Blind faith in the virtues of the “free market” and deregulated, unfettered capitalism is nothing new within the Republican Party.
Carly Fiorina has been lavished with praise after her performance in the “undercard” GOP presidential debate, but, as the only woman running on the Republican side, she has faced tough questioning on her desire to defund Planned Parenthood, along with her opposition to government-mandated paid maternity leave.
Fiorina, in an interview with Jake Tapper on Sunday, repeatedly insisted that she is not opposed to paid maternity leave, but she is opposed to the government forcing companies, by law, to require paid maternity leave.
She feels that this would be yet another example of the federal government overstepping its bounds, and that it should stay out of the world of business. Instead, we should simply let the market sort it out. In short: do nothing.
Here is Fiorina in her own words, responding to Tapper’s question about paid maternity leave, which cited Netflix as an example of a company which now offers a full year of paid leave for new mothers (which is itself a shaky example):
Well, when I was the chief executive of Hewlett-Packard, we also offered paid maternity leave and paternity leave.
The government — for the government to tell others how to do things, when the government hasn’t gotten its basic house in order, is not only ineffective; it’s hypocritical…
I don’t think it’s the role of government to dictate to the private sector how to manage their businesses, especially when it’s pretty clear that the private sector, like Netflix, like the example that you just gave, is doing the right thing because they know it helps them attract the right talent…
I’m not saying I oppose paid maternity leave. What I’m saying is, I oppose the federal government mandating paid maternity leave to every company out there.
Her view is not a controversial one within the echo-chamber of the GOP: It is a blind faith in the idea that the private sector, when left to its own devices, will ultimately work for the interests of everyone, new mothers included.
This is nonsensical, of course.
Safe working conditions, limitations on corporate destruction of the environment, overtime pay, and the minimum wage, among other countless others, are examples of federal mandates placed upon businesses, from the outside, to ensure that they meet a certain standard that they likely would not have met otherwise.
Fiorina is not wrong that the federal government often does a terrible job regulating, but that is not an argument for less regulation, that is an argument for less inept government officials and more effective policies.
Further, it is often the case that those responsible for regulating certain industries are benefiting — either presently or in the future — from the profits of that same industry, so it is actually in their best interest to do a poor job regulating, allowing mass criminality to slip through the cracks unnoticed.
Republicans seem to think that, if “left alone,” corporate executives will suddenly develop enough empathy and compassion for their workers that they will be forced, by their own moral compass, to offer workers the benefits they need and deserve.

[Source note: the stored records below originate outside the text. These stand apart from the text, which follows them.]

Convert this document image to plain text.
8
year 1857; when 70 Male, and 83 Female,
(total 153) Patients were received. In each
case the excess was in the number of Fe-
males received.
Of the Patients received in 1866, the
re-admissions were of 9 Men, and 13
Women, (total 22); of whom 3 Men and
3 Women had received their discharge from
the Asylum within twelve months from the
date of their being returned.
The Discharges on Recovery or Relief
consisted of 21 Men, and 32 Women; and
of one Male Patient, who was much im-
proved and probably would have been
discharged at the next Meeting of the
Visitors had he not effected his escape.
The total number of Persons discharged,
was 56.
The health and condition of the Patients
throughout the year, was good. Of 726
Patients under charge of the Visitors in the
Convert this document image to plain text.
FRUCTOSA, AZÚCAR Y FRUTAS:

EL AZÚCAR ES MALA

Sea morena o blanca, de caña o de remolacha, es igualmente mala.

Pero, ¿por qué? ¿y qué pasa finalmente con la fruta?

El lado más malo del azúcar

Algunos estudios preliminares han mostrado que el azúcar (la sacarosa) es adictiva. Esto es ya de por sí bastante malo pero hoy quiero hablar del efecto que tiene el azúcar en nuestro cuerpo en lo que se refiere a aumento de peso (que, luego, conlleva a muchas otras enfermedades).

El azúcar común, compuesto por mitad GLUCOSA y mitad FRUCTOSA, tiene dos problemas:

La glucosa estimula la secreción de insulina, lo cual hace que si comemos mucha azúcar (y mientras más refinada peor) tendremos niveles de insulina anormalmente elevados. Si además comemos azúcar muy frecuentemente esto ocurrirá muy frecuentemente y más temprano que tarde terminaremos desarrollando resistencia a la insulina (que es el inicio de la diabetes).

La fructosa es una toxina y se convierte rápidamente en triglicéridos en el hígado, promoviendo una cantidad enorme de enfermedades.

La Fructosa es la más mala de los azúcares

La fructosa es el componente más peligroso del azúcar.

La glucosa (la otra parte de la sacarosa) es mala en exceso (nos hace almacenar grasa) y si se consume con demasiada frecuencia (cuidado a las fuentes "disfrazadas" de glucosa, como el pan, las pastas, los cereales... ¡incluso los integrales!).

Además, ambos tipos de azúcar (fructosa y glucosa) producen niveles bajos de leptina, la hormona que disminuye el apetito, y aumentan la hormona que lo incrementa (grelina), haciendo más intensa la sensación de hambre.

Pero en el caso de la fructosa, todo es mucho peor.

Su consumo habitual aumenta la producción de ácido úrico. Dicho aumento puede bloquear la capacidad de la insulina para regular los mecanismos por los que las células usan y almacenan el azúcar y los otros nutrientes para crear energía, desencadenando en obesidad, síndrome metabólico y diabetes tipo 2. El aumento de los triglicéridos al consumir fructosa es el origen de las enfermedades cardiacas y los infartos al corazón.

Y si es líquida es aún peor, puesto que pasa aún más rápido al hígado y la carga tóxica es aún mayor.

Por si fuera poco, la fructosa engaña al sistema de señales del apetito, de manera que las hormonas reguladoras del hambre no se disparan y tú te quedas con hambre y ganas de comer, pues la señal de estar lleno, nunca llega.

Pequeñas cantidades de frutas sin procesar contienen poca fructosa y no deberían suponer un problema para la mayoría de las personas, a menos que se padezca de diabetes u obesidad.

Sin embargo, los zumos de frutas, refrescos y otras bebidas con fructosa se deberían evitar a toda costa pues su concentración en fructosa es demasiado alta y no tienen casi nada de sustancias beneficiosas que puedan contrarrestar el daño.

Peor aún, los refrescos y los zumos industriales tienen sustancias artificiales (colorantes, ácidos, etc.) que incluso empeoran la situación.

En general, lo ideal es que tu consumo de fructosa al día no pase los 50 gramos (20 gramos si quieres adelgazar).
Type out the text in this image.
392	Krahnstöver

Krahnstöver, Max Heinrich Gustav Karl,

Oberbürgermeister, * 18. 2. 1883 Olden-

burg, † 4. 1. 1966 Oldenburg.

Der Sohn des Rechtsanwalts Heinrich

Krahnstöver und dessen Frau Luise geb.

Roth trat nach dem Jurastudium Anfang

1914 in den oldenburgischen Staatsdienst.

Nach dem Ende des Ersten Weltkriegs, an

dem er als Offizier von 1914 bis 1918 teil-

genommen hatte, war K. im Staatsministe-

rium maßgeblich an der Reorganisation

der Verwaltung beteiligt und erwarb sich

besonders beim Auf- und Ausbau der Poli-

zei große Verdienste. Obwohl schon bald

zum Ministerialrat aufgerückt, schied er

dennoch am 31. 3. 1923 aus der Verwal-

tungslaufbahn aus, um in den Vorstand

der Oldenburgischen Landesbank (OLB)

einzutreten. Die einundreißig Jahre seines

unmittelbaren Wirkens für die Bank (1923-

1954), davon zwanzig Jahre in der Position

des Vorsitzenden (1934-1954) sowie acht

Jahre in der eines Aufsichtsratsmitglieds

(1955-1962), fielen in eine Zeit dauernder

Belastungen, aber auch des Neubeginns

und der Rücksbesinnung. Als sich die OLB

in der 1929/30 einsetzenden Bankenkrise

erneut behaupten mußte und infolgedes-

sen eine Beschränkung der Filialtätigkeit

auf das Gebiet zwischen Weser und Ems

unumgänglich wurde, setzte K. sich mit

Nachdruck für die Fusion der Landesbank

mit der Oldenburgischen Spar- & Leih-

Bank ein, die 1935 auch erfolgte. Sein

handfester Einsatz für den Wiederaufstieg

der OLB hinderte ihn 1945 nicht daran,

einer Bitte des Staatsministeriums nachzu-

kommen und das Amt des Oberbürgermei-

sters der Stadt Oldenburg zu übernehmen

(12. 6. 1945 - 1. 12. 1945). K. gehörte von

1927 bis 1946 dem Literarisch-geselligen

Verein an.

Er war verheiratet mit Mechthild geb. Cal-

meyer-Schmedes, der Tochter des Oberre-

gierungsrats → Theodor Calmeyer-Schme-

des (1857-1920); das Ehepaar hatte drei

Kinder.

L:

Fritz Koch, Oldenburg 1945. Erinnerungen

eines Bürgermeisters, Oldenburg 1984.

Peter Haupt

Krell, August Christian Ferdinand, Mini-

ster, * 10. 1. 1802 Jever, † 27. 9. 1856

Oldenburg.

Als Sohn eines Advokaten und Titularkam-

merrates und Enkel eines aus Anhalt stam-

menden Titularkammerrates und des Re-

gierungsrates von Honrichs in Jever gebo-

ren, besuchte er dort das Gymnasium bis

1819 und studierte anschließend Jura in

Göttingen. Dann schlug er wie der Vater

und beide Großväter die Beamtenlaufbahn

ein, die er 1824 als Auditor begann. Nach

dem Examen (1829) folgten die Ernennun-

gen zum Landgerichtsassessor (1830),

In reality, the opposite is often true.
Even though it is quite well-known that paying workers decent wages and offering benefits like paid maternity leave is good for business in the long run, Think Progress reports that,
Only 12 percent of private-sector workers in the United States receive paid family leave from their employers, and most of these workers work in mostly higher-income, white-collar jobs. Just 5 percent of the lowest-paid 25 percent of employees get paid family leave. When surveyed, nearly half of workers who reported that they needed such leave said they could not afford to take it without pay.
So the underlying assumption of Fiorina’s — and the rest of the GOP’s — opposition to government-mandated paid maternity leave is utterly false.
The reality is that the private sector, when left to its own devices, will often do what is best for profit in the short term; and this happens to be quite opposed to what is best for workers, both in the present and in the future.
In effect, by only offering paid maternity leave to higher-income workers, as is the case currently, companies are “punish[ing] babies for the income level of their parents,” as Elizabeth Stoker Bruenig writes for New Republic. In this way, politicians, through their love of the “free market,” are treating paid maternity leave as an “earned privilege” that must be won in the marketplace rather than as a basic human right.
As Think Progress observes in its report on this issue, the United States is exceptional in this regard: It is the only advanced, industrialized nation that does not require paid maternity leave for its workers, with the exception of a few states.
Indeed, “conservative,” family values-promoting politicians seem quite willing to lock the U.S. in the esteemed company of Papua New Guinea and Suriname. For shame.
Despite the blind faith and conviction of Fiorina and others within the GOP, private sector companies do not do the “right thing” on their own when it comes to paid maternity leave.
Are we willing to allow workers to be deprived of the ability to properly care for their children because of irrational philosophical principles and a love of the “free market”? Members of the GOP appear to be answering, resoundingly, in the affirmative.